Apesar de a diferença entre o custo do aluno universitário e o do preso em presídios federais ser menor, ela é o que choca, diz o sociólogo Michel Misse, professor da UFRJ:
— Esse é um dado impressionante, porque o custo de um universitário,
pelos gastos que uma universidade deve ter com pesquisa, deveria ser
bem maior. É o custo de você formar um cientista, um médico, um
engenheiro — afirma Misse, para quem, porém, não se deve pensar que uma
prisão custe pouco. — O preso mora lá, e um aluno não mora na escola. O
problema é analisar o gasto que se tem em relação às condições dos
presídios.
Presidente do Conselho Nacional de Secretaria de Justiça, Direitos Humanos e Administração Penitenciária (Consej), Carlos Lélio Lauria Ferreira diz que quanto mais baixo o custo com o preso, piores as condições:
—
O preço varia de acordo com o tratamento. Se o valor é baixo,
desconfie. A alimentação pode ser lavagem. No Brasil, a média de custo
de um preso num presídio estadual é de R$ 1,7 mil por mês. Mas nessa
conta não está incluído o custo social e previdenciário.
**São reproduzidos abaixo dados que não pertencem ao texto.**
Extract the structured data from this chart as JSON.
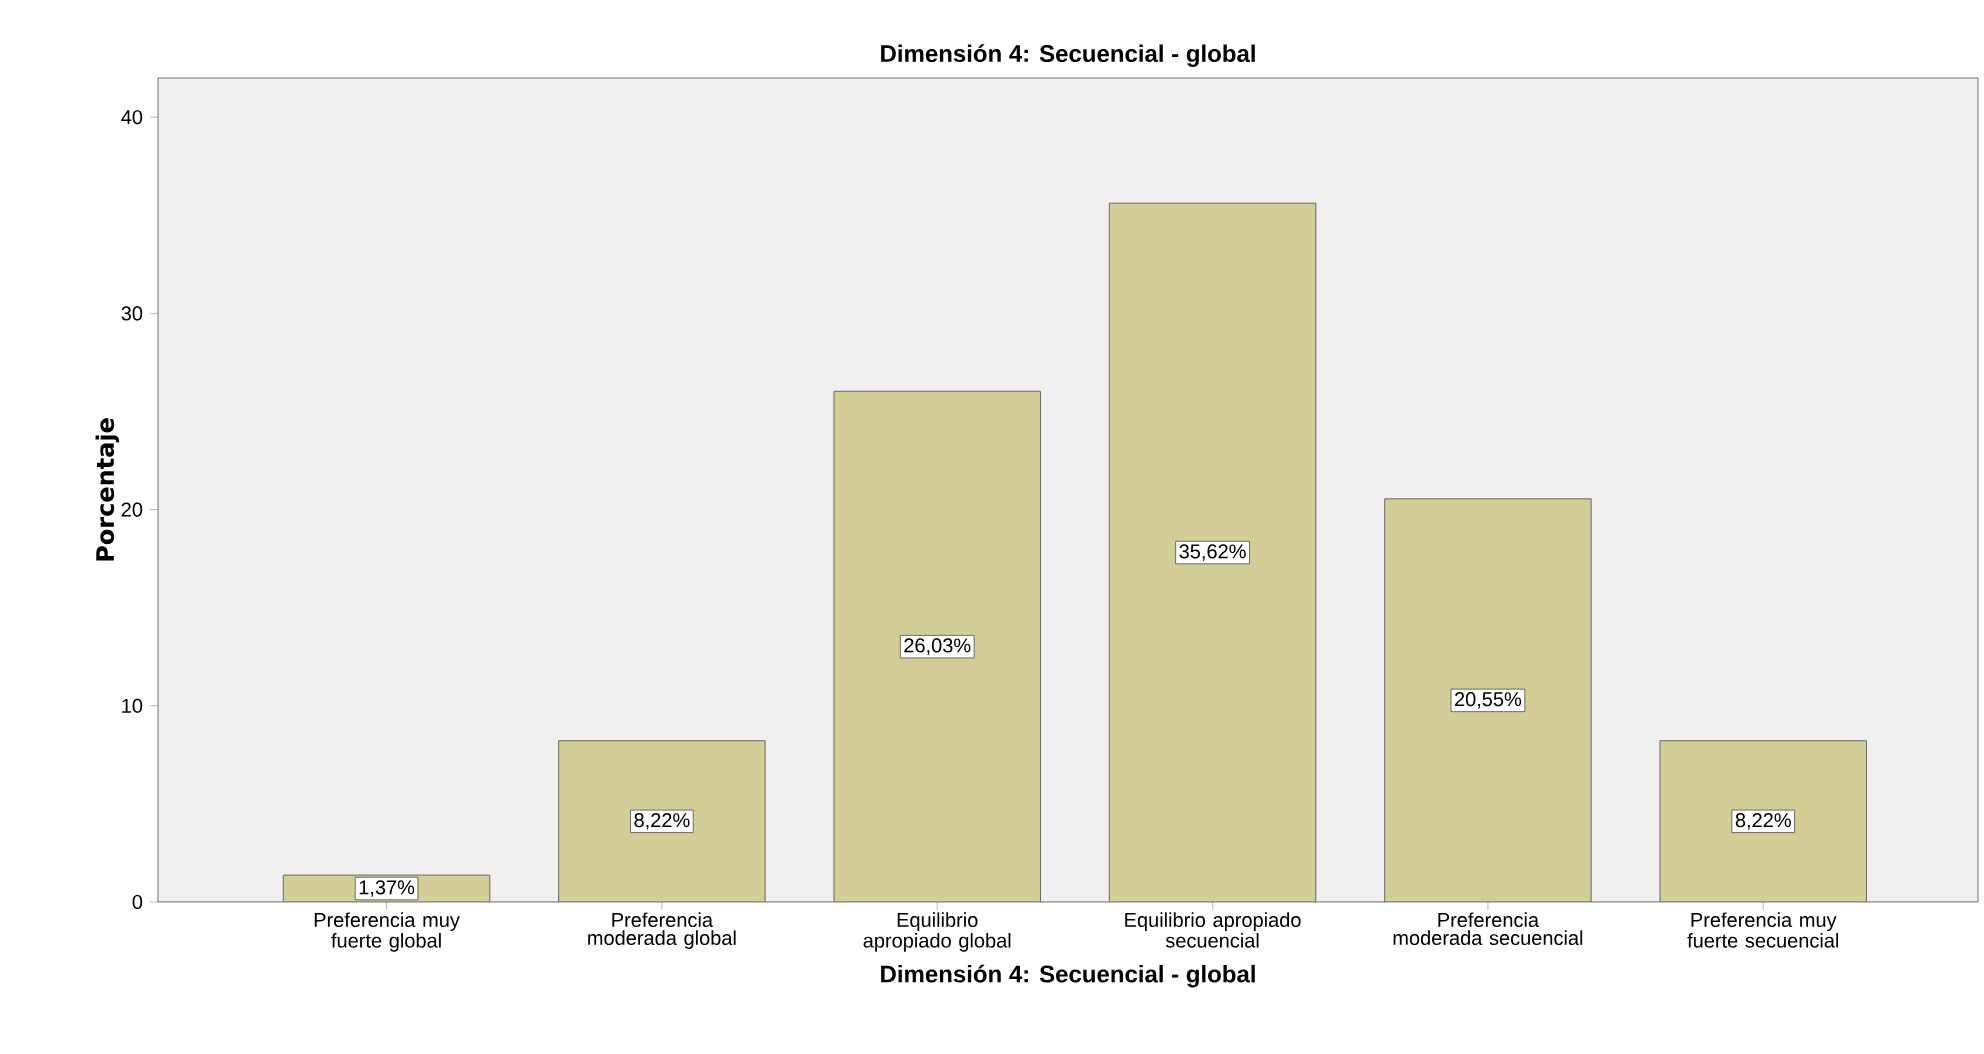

No presídio federal, o custo é mais elevado. O aparato tecnológico é
caro, os salários dos servidores são mais altos e o número de agentes
por preso é maior. Graças a isso, o país não gasta menos de 7 mil por
preso ao mês.
—
Apesar de investirmos tanto, as condições de regenerar alguém são
mínimas. A pessoa é, na maioria das vezes, submetida a condições que a
torna pior. É como se negássemos outra oportunidade — conclui Mozart.